Pardon my ignorance but I failed to find any pipeline explicitly for homology-based gene model prediction. The existing pipelines are mostly for de novo gene prediction, e.g. MAKER. The steps I am following roughly follows the steps given in most papers on draft genome/gene prediction (which do not of course mention every details, for brevity, I presume). Could you please suggest a pipeline and/or a paper that provides a detailed account of homology based gene- prediction?
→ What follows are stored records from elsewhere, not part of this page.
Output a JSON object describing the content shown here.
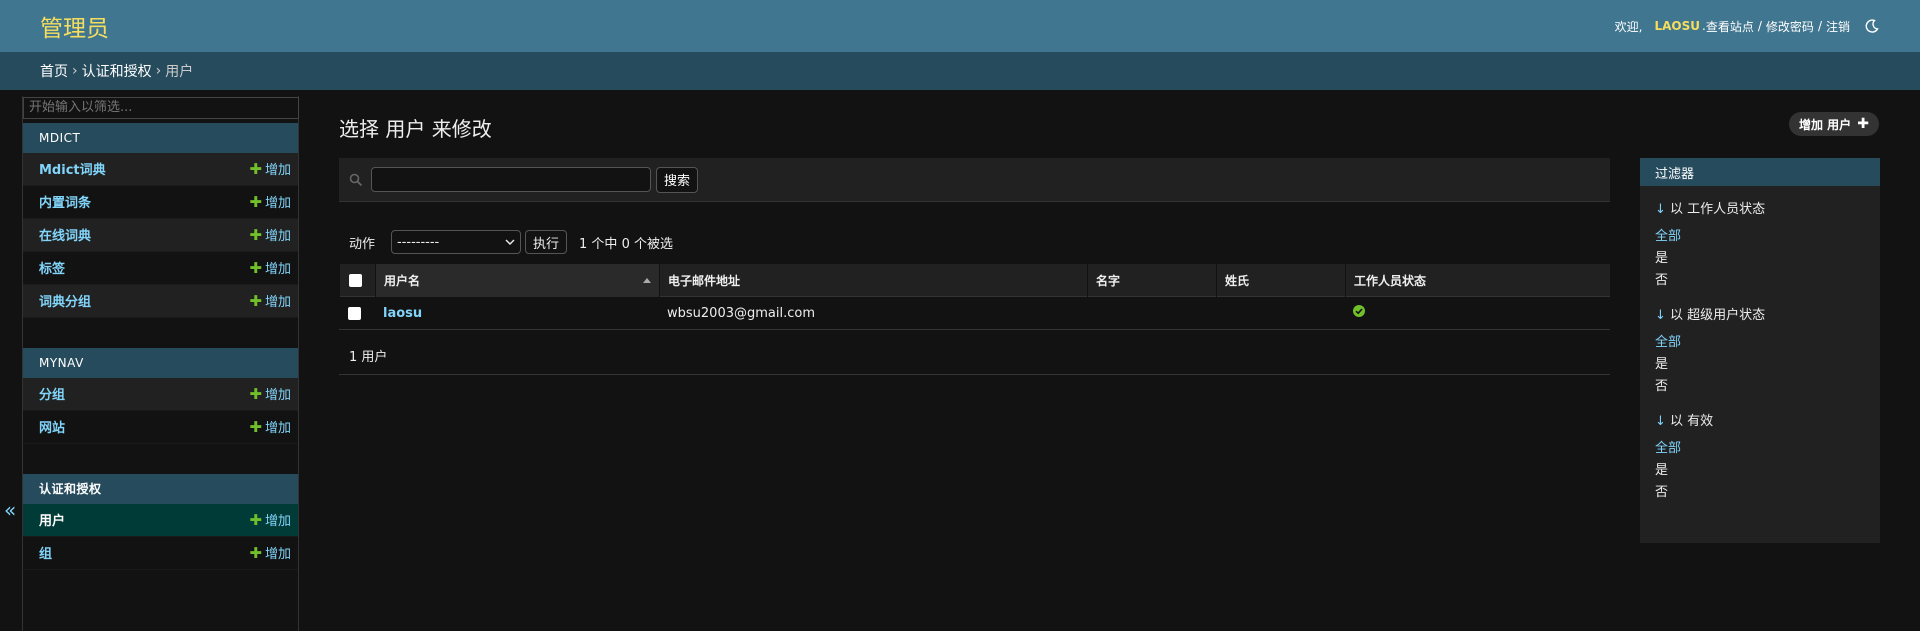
{
  "header": {
    "brand": "管理员",
    "welcome": "欢迎,",
    "username": "LAOSU",
    "view_site": "查看站点",
    "change_password": "修改密码",
    "logout": "注销",
    "sep": "/",
    "theme_icon": "moon-icon"
  },
  "breadcrumb": {
    "home": "首页",
    "app": "认证和授权",
    "current": "用户",
    "arrow": "›"
  },
  "sidebar": {
    "filter_placeholder": "开始输入以筛选...",
    "add_label": "增加",
    "plus": "✚",
    "collapse": "«",
    "modules": [
      {
        "name": "MDICT",
        "items": [
          "Mdict词典",
          "内置词条",
          "在线词典",
          "标签",
          "词典分组"
        ]
      },
      {
        "name": "MYNAV",
        "items": [
          "分组",
          "网站"
        ]
      },
      {
        "name": "认证和授权",
        "items": [
          "用户",
          "组"
        ]
      }
    ]
  },
  "main": {
    "title": "选择 用户 来修改",
    "add_button": "增加 用户",
    "add_icon": "✚",
    "search_button": "搜索",
    "action_label": "动作",
    "action_select": "---------",
    "go_button": "执行",
    "selection_counter": "1 个中 0 个被选",
    "columns": [
      "用户名",
      "电子邮件地址",
      "名字",
      "姓氏",
      "工作人员状态"
    ],
    "rows": [
      {
        "username": "laosu",
        "email": "wbsu2003@gmail.com",
        "first_name": "",
        "last_name": "",
        "is_staff": true
      }
    ],
    "paginator": "1 用户"
  },
  "filter": {
    "title": "过滤器",
    "arrow": "↓",
    "groups": [
      {
        "title": "以 工作人员状态",
        "options": [
          "全部",
          "是",
          "否"
        ]
      },
      {
        "title": "以 超级用户状态",
        "options": [
          "全部",
          "是",
          "否"
        ]
      },
      {
        "title": "以 有效",
        "options": [
          "全部",
          "是",
          "否"
        ]
      }
    ]
  },
  "colors": {
    "header": "#417690",
    "breadcrumb": "#264b5d",
    "brand": "#f5dd5d",
    "link": "#81d4fa",
    "add_green": "#70bf2b"
  }
}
Thank you very much for your help.
Sorry for the late reply, this must have gotten buried in my notifications.
I can only give you limited examples, as I'm only familiar with microbial pipelines, but
prokka, for example, can be given a list of 'trusted proteins' which to annotate from via homology in the first instance. It then iteratively uses Prodigal for de novo prediction of CDSs, and rounds of HMM/blast refinement to attribute annotations to them all.Its a sort of hybrid approach. I'm still not totally clear why you only want to use homology bases methods though?